Indigenous art. Indigenous perspectives.

Remembering Jay McGirt


By Tahnee Ahtone (Kiowa/Mvskoki/Seminole)

Jay McGirt

Jay McGirt. Photo: Charlie Chambers. Used with permission of photographer.

I write to honor the life of Eco-Mahe Damian Jay McGirt (March 23, 1953–December 18, 2018), the respected historian of Maskoke and other Southeastern Indigenous cultures, who has gone to his campfire in the sky. It is with great sadness and heavy hearts that we announce the sudden passing of Uncle Jay in Tulsa, Oklahoma. Born in Okemah in 1953, Jay grew up in Okfuskee, a Maskoke community in rural Okfuskee County. He was from the Wind Clan and Tokvpvcce Etvlwv and a son of the Deer Clan.

As a teenager, inspired by Plains Indigenous peoples’ continuity in the making of their own regalia, Jay was determined to seek a resurgence of creating Southeastern Indigenous clothing.

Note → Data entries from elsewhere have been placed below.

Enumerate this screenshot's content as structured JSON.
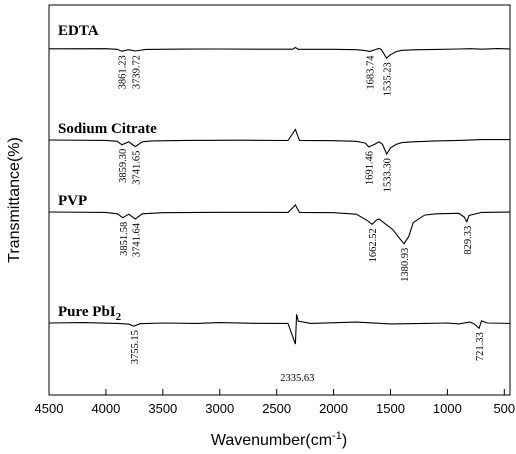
{
  "chart_data": {
    "type": "line",
    "title": "",
    "xlabel": "Wavenumber(cm",
    "xlabel_sup": "-1",
    "xlabel_end": ")",
    "ylabel": "Transmittance(%)",
    "xlim": [
      4500,
      450
    ],
    "x_direction": "reversed",
    "xticks": [
      4500,
      4000,
      3500,
      3000,
      2500,
      2000,
      1500,
      1000,
      500
    ],
    "y_ticks_shown": false,
    "grid": false,
    "legend": "none",
    "series": [
      {
        "name": "EDTA",
        "points": [
          [
            4500,
            -0.2
          ],
          [
            4000,
            -0.3
          ],
          [
            3900,
            0.3
          ],
          [
            3861.23,
            2.5
          ],
          [
            3800,
            0.8
          ],
          [
            3739.72,
            2.3
          ],
          [
            3650,
            0.4
          ],
          [
            3300,
            0.1
          ],
          [
            3000,
            0.0
          ],
          [
            2700,
            0.2
          ],
          [
            2360,
            0.2
          ],
          [
            2335,
            -1.7
          ],
          [
            2310,
            0.3
          ],
          [
            2000,
            0.3
          ],
          [
            1800,
            0.8
          ],
          [
            1720,
            1.8
          ],
          [
            1683.74,
            2.8
          ],
          [
            1640,
            1.0
          ],
          [
            1600,
            -0.8
          ],
          [
            1580,
            0.8
          ],
          [
            1560,
            5.0
          ],
          [
            1535.23,
            10.5
          ],
          [
            1500,
            6.5
          ],
          [
            1450,
            3.0
          ],
          [
            1400,
            1.5
          ],
          [
            1300,
            0.9
          ],
          [
            1100,
            0.5
          ],
          [
            900,
            0.0
          ],
          [
            800,
            -0.3
          ],
          [
            700,
            0.2
          ],
          [
            550,
            -0.4
          ],
          [
            450,
            0.0
          ]
        ],
        "peaks": [
          {
            "label": "3861.23",
            "x": 3861.23,
            "depth": 2.5
          },
          {
            "label": "3739.72",
            "x": 3739.72,
            "depth": 2.3
          },
          {
            "label": "1683.74",
            "x": 1683.74,
            "depth": 2.8
          },
          {
            "label": "1535.23",
            "x": 1535.23,
            "depth": 10.5
          }
        ]
      },
      {
        "name": "Sodium Citrate",
        "points": [
          [
            4500,
            0.0
          ],
          [
            4000,
            0.5
          ],
          [
            3900,
            1.5
          ],
          [
            3859.3,
            5.5
          ],
          [
            3800,
            2.0
          ],
          [
            3741.65,
            7.5
          ],
          [
            3680,
            2.0
          ],
          [
            3600,
            1.0
          ],
          [
            3300,
            0.5
          ],
          [
            2800,
            0.2
          ],
          [
            2400,
            0.6
          ],
          [
            2335,
            -12.0
          ],
          [
            2300,
            0.5
          ],
          [
            2000,
            0.8
          ],
          [
            1800,
            1.5
          ],
          [
            1720,
            3.5
          ],
          [
            1691.46,
            8.0
          ],
          [
            1640,
            5.0
          ],
          [
            1600,
            2.0
          ],
          [
            1570,
            5.0
          ],
          [
            1533.3,
            16.0
          ],
          [
            1500,
            9.0
          ],
          [
            1450,
            5.0
          ],
          [
            1400,
            3.0
          ],
          [
            1300,
            2.0
          ],
          [
            1100,
            1.0
          ],
          [
            900,
            0.5
          ],
          [
            700,
            -0.5
          ],
          [
            450,
            -0.5
          ]
        ],
        "peaks": [
          {
            "label": "3859.30",
            "x": 3859.3,
            "depth": 5.5
          },
          {
            "label": "3741.65",
            "x": 3741.65,
            "depth": 7.5
          },
          {
            "label": "1691.46",
            "x": 1691.46,
            "depth": 8.0
          },
          {
            "label": "1533.30",
            "x": 1533.3,
            "depth": 16.0
          }
        ]
      },
      {
        "name": "PVP",
        "points": [
          [
            4500,
            0.0
          ],
          [
            4000,
            0.5
          ],
          [
            3900,
            2.0
          ],
          [
            3851.58,
            6.5
          ],
          [
            3800,
            2.5
          ],
          [
            3741.64,
            8.0
          ],
          [
            3680,
            2.0
          ],
          [
            3500,
            0.8
          ],
          [
            3000,
            0.3
          ],
          [
            2400,
            0.4
          ],
          [
            2335,
            -8.0
          ],
          [
            2300,
            0.4
          ],
          [
            2000,
            0.8
          ],
          [
            1800,
            2.5
          ],
          [
            1700,
            10.0
          ],
          [
            1662.52,
            14.0
          ],
          [
            1620,
            9.0
          ],
          [
            1600,
            8.0
          ],
          [
            1540,
            14.0
          ],
          [
            1480,
            20.0
          ],
          [
            1420,
            30.0
          ],
          [
            1380.93,
            36.0
          ],
          [
            1340,
            28.0
          ],
          [
            1300,
            12.0
          ],
          [
            1200,
            3.5
          ],
          [
            1100,
            2.0
          ],
          [
            900,
            1.5
          ],
          [
            850,
            6.0
          ],
          [
            829.33,
            11.0
          ],
          [
            810,
            4.0
          ],
          [
            700,
            0.5
          ],
          [
            450,
            0.0
          ]
        ],
        "peaks": [
          {
            "label": "3851.58",
            "x": 3851.58,
            "depth": 6.5
          },
          {
            "label": "3741.64",
            "x": 3741.64,
            "depth": 8.0
          },
          {
            "label": "1662.52",
            "x": 1662.52,
            "depth": 14.0
          },
          {
            "label": "1380.93",
            "x": 1380.93,
            "depth": 36.0
          },
          {
            "label": "829.33",
            "x": 829.33,
            "depth": 11.0
          }
        ]
      },
      {
        "name": "Pure PbI",
        "name_sub": "2",
        "points": [
          [
            4500,
            0.0
          ],
          [
            4200,
            -0.5
          ],
          [
            3900,
            0.5
          ],
          [
            3800,
            1.2
          ],
          [
            3755.15,
            3.5
          ],
          [
            3700,
            0.8
          ],
          [
            3500,
            0.0
          ],
          [
            3200,
            0.5
          ],
          [
            3000,
            -0.5
          ],
          [
            2700,
            0.3
          ],
          [
            2400,
            0.5
          ],
          [
            2335.63,
            24.0
          ],
          [
            2325,
            -10.0
          ],
          [
            2310,
            -2.0
          ],
          [
            2200,
            0.5
          ],
          [
            1800,
            -1.0
          ],
          [
            1500,
            1.0
          ],
          [
            1200,
            0.5
          ],
          [
            1000,
            0.0
          ],
          [
            900,
            1.0
          ],
          [
            800,
            -1.0
          ],
          [
            760,
            1.5
          ],
          [
            721.33,
            6.0
          ],
          [
            700,
            -2.5
          ],
          [
            650,
            0.0
          ],
          [
            450,
            0.5
          ]
        ],
        "peaks": [
          {
            "label": "3755.15",
            "x": 3755.15,
            "depth": 3.5
          },
          {
            "label": "2335.63",
            "x": 2335.63,
            "depth": 24.0
          },
          {
            "label": "721.33",
            "x": 721.33,
            "depth": 6.0
          }
        ]
      }
    ]
  }
}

A master beadwork artist, and with more than 40 years of experience as a textile artist, Jay successfully revived the production of beaded Maskoke bandolier bags, and he promoted the sewing and daily wearing of Southeastern tribal clothing.

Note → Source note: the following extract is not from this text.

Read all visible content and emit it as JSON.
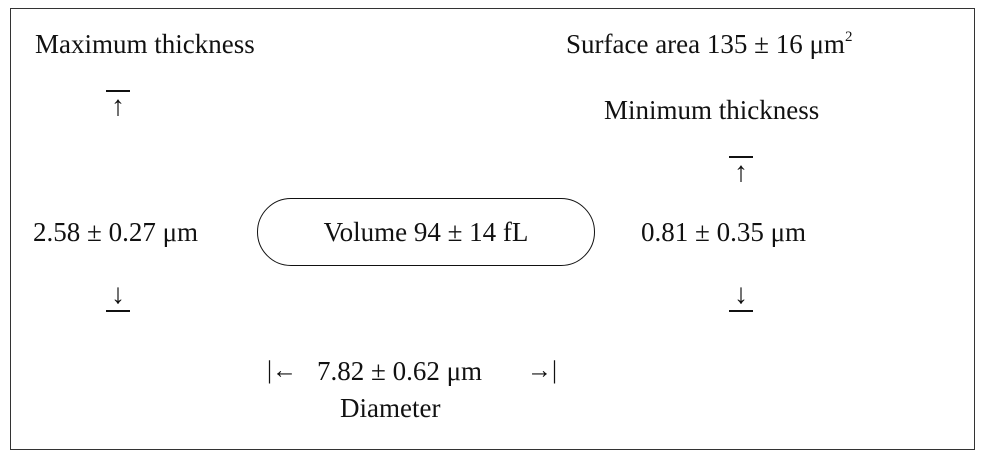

One of Jay’s greatest honors was his acceptance into and completion of a competitive internship program at the Smithsonian Institution, under the supervision of William C. Sturtevant, for the study of historic Southeastern textiles and beadwork.

Jay’s beadwork creations were all finely detailed with size 13° cut charlotte beads, fine silk threads, and top-quality Morton and Stroud wools from his personal collections and honoring gifts. Jay’s bandolier bags can be seen in the collections of the Philbrook Museum of Art, the Smithsonian Institution, National Cowboy and Western Heritage Museum, Oklahoma History Center, Seminole Nation Museum, Museum of the Red River, Kerretv Cuko Museum (Poarch Creek tribal museum), Baltimore Clayworks, Eiteljorg Museum of American Indians and Western Art, Birmingham Museum of Art, and the Ah-Tah-Thi-Ki Museum, where one of his most prized pieces, which was contributed to the museum’s collection, is on permanent display.

Jay McGirt. Photo: Charlie Chambers. Used with permission.

An avid believer in Indigenous resistance and maintaining independence from tribal governments, Jay was involved in the White Roots of Peace movement and other activism for the rights of Indigenous peoples. He was a fluent Maskoke speaker and taught at the Pemayetv Emahakv Charter School’s Creek Language Immersion Program on the Brighton Seminole Reservation in Florida. Jay shared his knowledge with the world as a teacher, artisan, and historian to the US National Park Service’s Ocmulgee National Monument, Fort Toulouse, and the Moundville Archaeological Park and its Jones Archaeological Museum, where he supervised the production of time period regalia in the living history scenes. He also served as a consultant on the play, Tecumseh at Tokvpvcce, which dramatizes the Shawnee leaders sparking the Red Stick movement among the Maskoke people.

Jay’s skills and knowledge in the Maskoke culture will always be unquestioned. He taught us our language, humility in song and dance, and many methods of finger weaving, appliqué, beadwork, and baldric iconography.

Jay would often say, “Ekerrvhaneckatvlkes; este-cate em ponvkv eteroptten, estimvt oweckat kerreckvres. Este-hvtket oweckekot onkv este-hvtke em accvke vccetvt okotos. Nettv-vtekat este-catet em accvke vccetvt os.” (“You have to know yourself; It is through the Maskoke language that you will know who you are. You’re not a white person, so you’re not supposed to wear white people’s clothes; You’re supposed to wear Indian clothes, every day.”)

Uncle Jay sometimes mentioned that he hoped his life would leave a legacy of cultural revival, and so we say to you, dear uncle: “Mvtat mececkvtet os” (You did just that).

We thank you for all you have gifted us in this world.

Tahnee M. Ahtone is an American scholar and museum professional with dual degrees in humanities and fine arts. Her research focus includes 20th- and 21st-century costume and textile designs, Indigenous peoples, diversity, and inclusion | link



  1. James mcgirt on

    Jay Mcgirt was all the above and more. Learn so much from him. Jay had a way of of communicating that when he spoke of past events it same as if you and he was living it again. He also has role in stories from Georgia about Chief Macintosh and the force removal of indians to Oklahoma.Very knowledgeable about current events. Just seem he left too early.
    See you Jay, cousin James McGirt

  2. “When you were born, you cried and the world rejoiced. Live your life so that when you die, the world cries and you rejoice.” – (Native American Quote)
    I was introduced to Jay years ago by his blood brother who happens to be my brother in law. Jay was attending a fair in Georgia at the time. I hold very fond memories of that afternoon. l was greatly saddened by his early passing.